Harrison v. United States

Nott, J.,

dissenting:

I dissent from the judgment of the court upon the following grounds:

1. Non-resident aliens have no right to resort to the courts of a country, and come in only by treaty or through international comity. It is a controlling principle that courts will not aid a foreigner to accomplish that which the laws of the country forbid to its own citizens. These alien claimants are like smugglers : if they had acquired the fruit of their traffic, carried on in defiance of the municipal law and public policy of the United States, courts of the United States would not disturb them in their possession; conversely, if the forbidden traffic failed to reach a result, they cannot ask courts of the United States to collude wTith them in eluding the laws of the United States;

2. The government, in these abandoned or captured property *328cases, is a trustee. Tbe fund sought to be recovered is the fruit of the trust, with all the profits and advantages derived through the action of the government, and not the mere eight cents per pound that the claimants paid for their cotton. It would be contrary to the true intent of the statute to decree the government a trustee as to a transaction springing out of a traffic with the armed enemies of the United States, carried on by illicit means, in defiance of their laws, in violation of their blockade, and against their declared public policy. If the world could have anticipated the rule of law now insisted upon, there would have been no cotton owned in the insurgent districts, and the United States would now be the trustees of the persons who most completely placed ways and means at the disposal of the rebellion. If the claimants were entitled to recover, it would be merely the value of their cotton before capture; not a participation in the fruits of this trust.

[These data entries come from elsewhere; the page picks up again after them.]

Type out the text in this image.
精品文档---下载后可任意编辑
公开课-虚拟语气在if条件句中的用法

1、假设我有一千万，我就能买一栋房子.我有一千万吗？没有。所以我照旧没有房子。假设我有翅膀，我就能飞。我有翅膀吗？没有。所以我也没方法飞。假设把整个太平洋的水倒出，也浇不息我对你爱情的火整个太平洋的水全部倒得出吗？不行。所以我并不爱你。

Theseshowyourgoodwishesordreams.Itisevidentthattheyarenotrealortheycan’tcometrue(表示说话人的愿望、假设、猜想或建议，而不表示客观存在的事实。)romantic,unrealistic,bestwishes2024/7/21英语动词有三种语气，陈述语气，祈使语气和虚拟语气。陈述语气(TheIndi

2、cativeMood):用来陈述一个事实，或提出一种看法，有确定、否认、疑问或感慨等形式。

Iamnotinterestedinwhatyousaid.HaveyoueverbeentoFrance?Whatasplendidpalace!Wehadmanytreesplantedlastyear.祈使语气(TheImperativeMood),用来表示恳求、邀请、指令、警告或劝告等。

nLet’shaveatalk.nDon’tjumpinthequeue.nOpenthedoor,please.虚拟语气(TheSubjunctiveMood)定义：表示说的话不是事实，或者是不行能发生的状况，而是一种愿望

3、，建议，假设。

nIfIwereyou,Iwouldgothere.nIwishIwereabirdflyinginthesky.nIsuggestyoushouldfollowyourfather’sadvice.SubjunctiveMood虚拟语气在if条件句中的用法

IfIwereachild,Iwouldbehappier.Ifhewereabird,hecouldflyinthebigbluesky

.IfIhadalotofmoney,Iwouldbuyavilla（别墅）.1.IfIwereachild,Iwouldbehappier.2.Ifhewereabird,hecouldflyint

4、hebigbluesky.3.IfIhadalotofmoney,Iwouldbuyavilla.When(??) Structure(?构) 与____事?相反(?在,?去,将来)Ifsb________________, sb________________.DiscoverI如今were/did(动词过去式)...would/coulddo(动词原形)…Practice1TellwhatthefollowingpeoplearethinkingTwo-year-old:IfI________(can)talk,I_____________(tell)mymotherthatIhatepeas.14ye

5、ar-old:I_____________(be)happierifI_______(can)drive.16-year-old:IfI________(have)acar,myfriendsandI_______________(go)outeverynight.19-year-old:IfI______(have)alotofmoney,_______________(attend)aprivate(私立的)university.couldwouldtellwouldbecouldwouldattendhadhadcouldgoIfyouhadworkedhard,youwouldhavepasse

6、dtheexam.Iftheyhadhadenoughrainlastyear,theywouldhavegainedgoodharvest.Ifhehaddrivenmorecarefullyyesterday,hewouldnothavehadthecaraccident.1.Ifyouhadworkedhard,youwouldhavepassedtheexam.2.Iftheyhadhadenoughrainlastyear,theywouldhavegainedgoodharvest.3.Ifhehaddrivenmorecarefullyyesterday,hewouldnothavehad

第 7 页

3. The claimants, knowing that the interests and declared policy of the United States alike required that their insurgent citizens should be cut off from commercial intercourse with the rest of mankind, voluntarily dealt with them, giving to persons engaged in the rebellion an available commercial credit in the manufacturing markets of the world. The act was aid and comfort to the rebellion, voluntary on the one hand, effective on the other.

4. The distinction between this case and La Plante’s is that there the claimant neither violated the blockade, nor sent money into the insurgent territory; nor placed an available credit in a foreign market at the disposal of those seeking to overthrow ■ this government; while here they substantially did all three of these things.